I am grateful for what I am and have. My thanksgiving is perpetual. — Henry David Thoreau
As an American, I am grateful for whatever freedoms still remain and were taken for granted before the pandemic. Blame is often a pointless endeavor. No longer blaming capitalism for any given problem in America and not conflating it with materialism could be a step forward. Securing liberty more like that written in the declaration of independence could be a step forward towards reunification after all the fear-based decision making and divisiveness.
Despite the multiple changes throughout history to the pledge of allegiance, certain parts still remain. One nation, indivisible, with liberty and justice for all. The United States of America could start living up to it’s name on more than a superficial level any day but it’s going to take more time than a single holiday.
The phrase “The American Dream” has too been supplanted with materialism for quite some time now since the first Thanksgiving. However, materialism is often what attracts people from all over the world to the United States and for many American citizens is used as a measure of success. Defining the American Dream this way is definitely one way to generate feelings of division, animosity and resentment.
What often escapes scrutiny is the individual lack of restraint on the insatiable quest for more that comes from one’s ego. Thanksgiving is a time to put dopaminergic desires and materialistic tendencies aside for a day so we can come together in unity.
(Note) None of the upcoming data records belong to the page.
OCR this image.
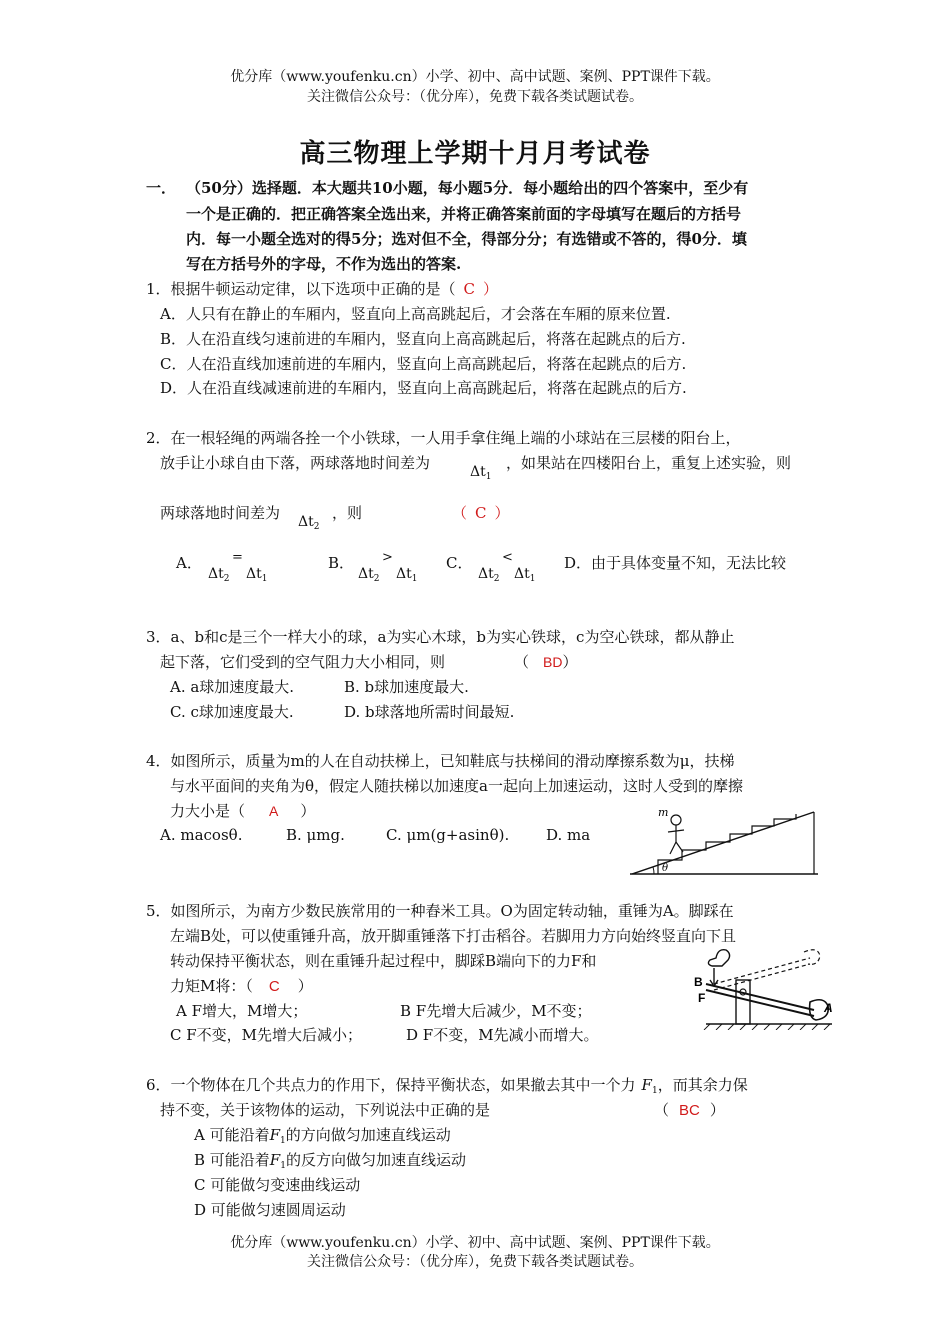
优分库（www.youfenku.cn）小学、初中、高中试题、案例、PPT课件下载。
关注微信公众号：（优分库），免费下载各类试题试卷。
高三物理上学期十月月考试卷
一． （50分）选择题．本大题共10小题，每小题5分．每小题给出的四个答案中，至少有
一个是正确的．把正确答案全选出来，并将正确答案前面的字母填写在题后的方括号
内．每一小题全选对的得5分；选对但不全，得部分分；有选错或不答的，得0分．填
写在方括号外的字母，不作为选出的答案.
1．根据牛顿运动定律，以下选项中正确的是（ C ）
A．人只有在静止的车厢内，竖直向上高高跳起后，才会落在车厢的原来位置.
B．人在沿直线匀速前进的车厢内，竖直向上高高跳起后，将落在起跳点的后方.
C．人在沿直线加速前进的车厢内，竖直向上高高跳起后，将落在起跳点的后方.
D．人在沿直线减速前进的车厢内，竖直向上高高跳起后，将落在起跳点的后方.
2．在一根轻绳的两端各拴一个小铁球，一人用手拿住绳上端的小球站在三层楼的阳台上，
放手让小球自由下落，两球落地时间差为	$\Delta t_1$
，如果站在四楼阳台上，重复上述实验，则
两球落地时间差为 $\Delta t_2$
，则	（ C ）
A． =
$\Delta t_2$ $\Delta t_1$
B． >
$\Delta t_2$ $\Delta t_1$
C． <
$\Delta t_2$ $\Delta t_1$
D．由于具体变量不知，无法比较
3．a、b和c是三个一样大小的球，a为实心木球，b为实心铁球，c为空心铁球，都从静止
起下落，它们受到的空气阻力大小相同，则	（ BD）
A. a球加速度最大.	B. b球加速度最大.
C. c球加速度最大.	D. b球落地所需时间最短.
4．如图所示，质量为m的人在自动扶梯上，已知鞋底与扶梯间的滑动摩擦系数为μ，扶梯
与水平面间的夹角为θ，假定人随扶梯以加速度a一起向上加速运动，这时人受到的摩擦
力大小是（ A ）
A. macosθ.	B. μmg.	C. μm(g+asinθ). D. ma
m
θ
5．如图所示，为南方少数民族常用的一种舂米工具。O为固定转动轴，重锤为A。脚踩在
左端B处，可以使重锤升高，放开脚重锤落下打击稻谷。若脚用力方向始终竖直向下且
转动保持平衡状态，则在重锤升起过程中，脚踩B端向下的力F和
力矩M将：（ C ）
A F增大，M增大；	B F先增大后减少，M不变；
C F不变，M先增大后减小；	D F不变，M先减小而增大。
B
F
A
6．一个物体在几个共点力的作用下，保持平衡状态，如果撤去其中一个力 $F_1$，而其余力保
持不变，关于该物体的运动，下列说法中正确的是	（ BC ）
A 可能沿着$F_1$的方向做匀加速直线运动
B 可能沿着$F_1$的反方向做匀加速直线运动
C 可能做匀变速曲线运动
D 可能做匀速圆周运动
优分库（www.youfenku.cn）小学、初中、高中试题、案例、PPT课件下载。
关注微信公众号：（优分库），免费下载各类试题试卷。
However, this may be why so many primarily ego driven individuals consider this holiday to be just ho hum.
Materialism refers to the individual characteristics like those found in narcissism. The ego absolutely adores this potent combination. Greed is not good and is a symptom of materialism rather than capitalism. Greed is also a problem to be solved by the individual rather than collectively and isn’t endemic to capitalism. The ego loves to show off and make comparisons during Thanksgiving but the heart can help reign that in.
Greed is the driving force behind the materialistic motives that are so often misattributed to capitalism. However, individuals often may prefer to blame outwardly than internally. Blaming a social system like capitalism is so much easier than looking inside yourself. Neither materialism nor consumerism know moderation and both are destabilizing economic forces which cause numerous political imbalances.
Perseverance and resilience are the tools we can choose to use in our daily lives rather than victimhood and manipulation. These two positive principles help form the foundation of our great American nation. Even though we may go astray at times, we always have the choice to forgive. We can choose to cherish life, liberty and freedom in the celebration of our Independence Day. People are the DNA of our country and it will break down if we don’t maintain it. — Dusk O'Deorain
Despite there being a other holiday dedicated to this purpose, I am thankful for my independence. Gratitude taught from the heart during Thanksgiving can bring that balance out the greed and materialism of the ego. As you’ve likely read here before, we need both rather than just the one.
America is a both a nation as well as many independent and individual states that were intended to interdependently collaborate rather than compete with each other. However, only a social system that values both the individual and the collective roles they serve can restore such balance.